Он вошел. Сьюзи этот мужчина сразу показался интересным и застенчивым. Еще большим и старым — лет тридцати с лишком. У него было суровое лицо, но глаза совсем не суровые, а добрые и мягкие губы. Он сел на стул возле кровати и взглянул на медсестру. Она сразу вскочила, повернулась и вышла. Просто обалдеть, какая от него исходила сила и как он сразу ее выставил.
— Я Дэвлин Джемисон, Сьюзен, — сказал мужчина глубоким, бархатным голосом, который сразу проник в нее и эхом отдался в груди.
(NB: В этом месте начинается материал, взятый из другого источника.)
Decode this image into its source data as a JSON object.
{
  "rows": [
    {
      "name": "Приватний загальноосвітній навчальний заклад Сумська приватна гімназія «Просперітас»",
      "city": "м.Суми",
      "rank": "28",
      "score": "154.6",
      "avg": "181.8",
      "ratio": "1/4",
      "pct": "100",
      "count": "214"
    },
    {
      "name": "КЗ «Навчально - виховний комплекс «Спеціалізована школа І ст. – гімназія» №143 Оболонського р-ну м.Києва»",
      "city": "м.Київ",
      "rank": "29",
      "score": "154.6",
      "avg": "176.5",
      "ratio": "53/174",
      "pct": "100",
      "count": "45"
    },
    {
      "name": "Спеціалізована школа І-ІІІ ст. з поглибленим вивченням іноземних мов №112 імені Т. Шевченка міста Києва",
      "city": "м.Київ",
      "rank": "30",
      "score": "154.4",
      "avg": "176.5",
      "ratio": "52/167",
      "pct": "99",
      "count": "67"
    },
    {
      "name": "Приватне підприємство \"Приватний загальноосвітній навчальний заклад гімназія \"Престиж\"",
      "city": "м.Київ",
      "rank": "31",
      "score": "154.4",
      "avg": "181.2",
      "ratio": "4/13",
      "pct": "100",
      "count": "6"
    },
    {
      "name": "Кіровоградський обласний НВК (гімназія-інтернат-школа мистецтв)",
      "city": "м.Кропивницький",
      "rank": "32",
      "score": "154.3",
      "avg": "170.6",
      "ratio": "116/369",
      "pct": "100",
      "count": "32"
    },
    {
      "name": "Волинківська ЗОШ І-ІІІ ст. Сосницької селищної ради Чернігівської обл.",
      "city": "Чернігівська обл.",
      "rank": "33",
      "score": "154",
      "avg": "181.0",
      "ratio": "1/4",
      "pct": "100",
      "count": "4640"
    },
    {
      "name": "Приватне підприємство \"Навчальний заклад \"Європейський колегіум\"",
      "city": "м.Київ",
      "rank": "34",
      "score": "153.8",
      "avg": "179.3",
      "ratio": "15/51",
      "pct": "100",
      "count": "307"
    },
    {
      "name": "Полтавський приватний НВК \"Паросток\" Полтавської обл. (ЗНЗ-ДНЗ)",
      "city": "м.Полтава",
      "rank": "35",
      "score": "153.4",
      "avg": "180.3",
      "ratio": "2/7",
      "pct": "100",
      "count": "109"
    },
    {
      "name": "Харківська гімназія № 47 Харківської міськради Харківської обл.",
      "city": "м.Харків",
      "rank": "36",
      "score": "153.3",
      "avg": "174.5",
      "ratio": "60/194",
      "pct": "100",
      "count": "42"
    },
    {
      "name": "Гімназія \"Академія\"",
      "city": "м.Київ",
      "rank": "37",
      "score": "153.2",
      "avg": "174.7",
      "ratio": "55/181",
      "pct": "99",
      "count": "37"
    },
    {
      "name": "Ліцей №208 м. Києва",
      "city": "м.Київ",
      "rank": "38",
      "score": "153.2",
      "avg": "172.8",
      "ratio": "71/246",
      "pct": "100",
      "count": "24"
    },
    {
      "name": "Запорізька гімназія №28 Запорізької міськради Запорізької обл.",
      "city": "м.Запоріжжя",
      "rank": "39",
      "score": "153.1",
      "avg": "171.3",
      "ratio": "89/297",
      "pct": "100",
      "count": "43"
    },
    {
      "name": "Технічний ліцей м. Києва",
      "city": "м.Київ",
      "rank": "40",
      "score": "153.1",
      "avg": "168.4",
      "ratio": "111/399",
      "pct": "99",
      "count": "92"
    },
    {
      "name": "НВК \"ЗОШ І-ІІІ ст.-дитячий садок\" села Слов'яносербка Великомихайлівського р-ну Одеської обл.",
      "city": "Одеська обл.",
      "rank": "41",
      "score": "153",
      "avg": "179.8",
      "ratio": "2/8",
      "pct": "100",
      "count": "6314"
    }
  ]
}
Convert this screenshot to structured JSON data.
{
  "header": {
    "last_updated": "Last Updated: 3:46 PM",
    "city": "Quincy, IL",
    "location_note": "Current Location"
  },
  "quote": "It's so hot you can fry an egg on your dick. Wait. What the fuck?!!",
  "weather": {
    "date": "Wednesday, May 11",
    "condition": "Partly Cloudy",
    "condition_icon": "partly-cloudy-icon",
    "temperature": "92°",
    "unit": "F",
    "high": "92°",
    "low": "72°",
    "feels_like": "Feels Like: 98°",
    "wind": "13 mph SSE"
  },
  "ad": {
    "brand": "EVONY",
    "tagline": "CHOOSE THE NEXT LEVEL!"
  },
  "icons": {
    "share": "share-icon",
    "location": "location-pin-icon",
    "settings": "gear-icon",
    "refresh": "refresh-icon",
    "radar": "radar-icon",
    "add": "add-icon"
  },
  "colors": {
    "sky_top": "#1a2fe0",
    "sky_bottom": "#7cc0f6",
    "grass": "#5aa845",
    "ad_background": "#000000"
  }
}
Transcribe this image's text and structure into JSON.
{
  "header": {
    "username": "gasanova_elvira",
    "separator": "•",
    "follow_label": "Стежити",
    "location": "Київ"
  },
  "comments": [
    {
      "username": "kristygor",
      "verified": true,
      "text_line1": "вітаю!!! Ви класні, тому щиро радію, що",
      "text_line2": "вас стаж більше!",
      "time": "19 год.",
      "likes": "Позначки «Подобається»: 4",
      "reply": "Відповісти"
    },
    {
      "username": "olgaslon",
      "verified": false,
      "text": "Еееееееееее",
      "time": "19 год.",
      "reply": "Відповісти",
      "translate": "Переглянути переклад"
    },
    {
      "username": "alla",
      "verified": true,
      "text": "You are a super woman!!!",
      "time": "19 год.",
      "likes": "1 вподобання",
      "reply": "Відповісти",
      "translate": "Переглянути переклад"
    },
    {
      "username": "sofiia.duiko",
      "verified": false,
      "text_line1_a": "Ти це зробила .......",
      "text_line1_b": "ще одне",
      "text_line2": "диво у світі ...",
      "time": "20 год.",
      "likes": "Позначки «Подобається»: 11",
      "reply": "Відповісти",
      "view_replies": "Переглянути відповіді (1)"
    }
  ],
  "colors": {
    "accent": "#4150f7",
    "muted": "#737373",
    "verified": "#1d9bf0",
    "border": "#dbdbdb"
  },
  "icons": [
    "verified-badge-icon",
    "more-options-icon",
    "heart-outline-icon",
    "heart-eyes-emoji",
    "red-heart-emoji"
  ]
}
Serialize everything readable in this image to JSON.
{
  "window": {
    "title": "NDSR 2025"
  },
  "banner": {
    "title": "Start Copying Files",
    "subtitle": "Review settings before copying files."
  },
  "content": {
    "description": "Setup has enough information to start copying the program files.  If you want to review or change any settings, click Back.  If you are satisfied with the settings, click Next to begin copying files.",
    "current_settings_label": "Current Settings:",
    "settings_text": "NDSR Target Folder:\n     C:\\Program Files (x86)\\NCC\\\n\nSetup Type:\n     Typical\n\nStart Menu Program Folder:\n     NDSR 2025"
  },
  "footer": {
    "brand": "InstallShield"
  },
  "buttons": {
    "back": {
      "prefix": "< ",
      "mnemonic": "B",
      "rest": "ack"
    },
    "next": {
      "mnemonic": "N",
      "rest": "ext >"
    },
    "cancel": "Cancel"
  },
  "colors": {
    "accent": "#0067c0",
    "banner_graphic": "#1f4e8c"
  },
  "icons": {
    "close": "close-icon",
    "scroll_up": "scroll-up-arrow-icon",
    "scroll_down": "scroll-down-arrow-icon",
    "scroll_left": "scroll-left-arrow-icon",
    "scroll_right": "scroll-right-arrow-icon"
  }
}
— Приятно познакомиться, — пискнула она. Его щека и ухо были заклеены пластырем, один палец — в гипсе. — Меня всю перевязали. — Она попыталась улыбнуться.
— Сьюзен, я не знаю, как сказать… Мне очень жаль… Я бы многое отдал, лишь бы вернуть все назад.
«Бедняжка, как тебя дрючит», — подумала она и сказала:
— Ничего.
— Нет-нет, ты не понимаешь, что говоришь.
— Понимаю. То есть я хочу сказать, что это ужасно. Но я уже взрослая и знаю, что такие вещи случаются и нужно всегда быть к ним готовым. Не вините себя.
— Я мог предотвратить аварию. Мог не допустить…
— Боже мой, как?
— Мне нужно было сменить шину, но я не сделал этого.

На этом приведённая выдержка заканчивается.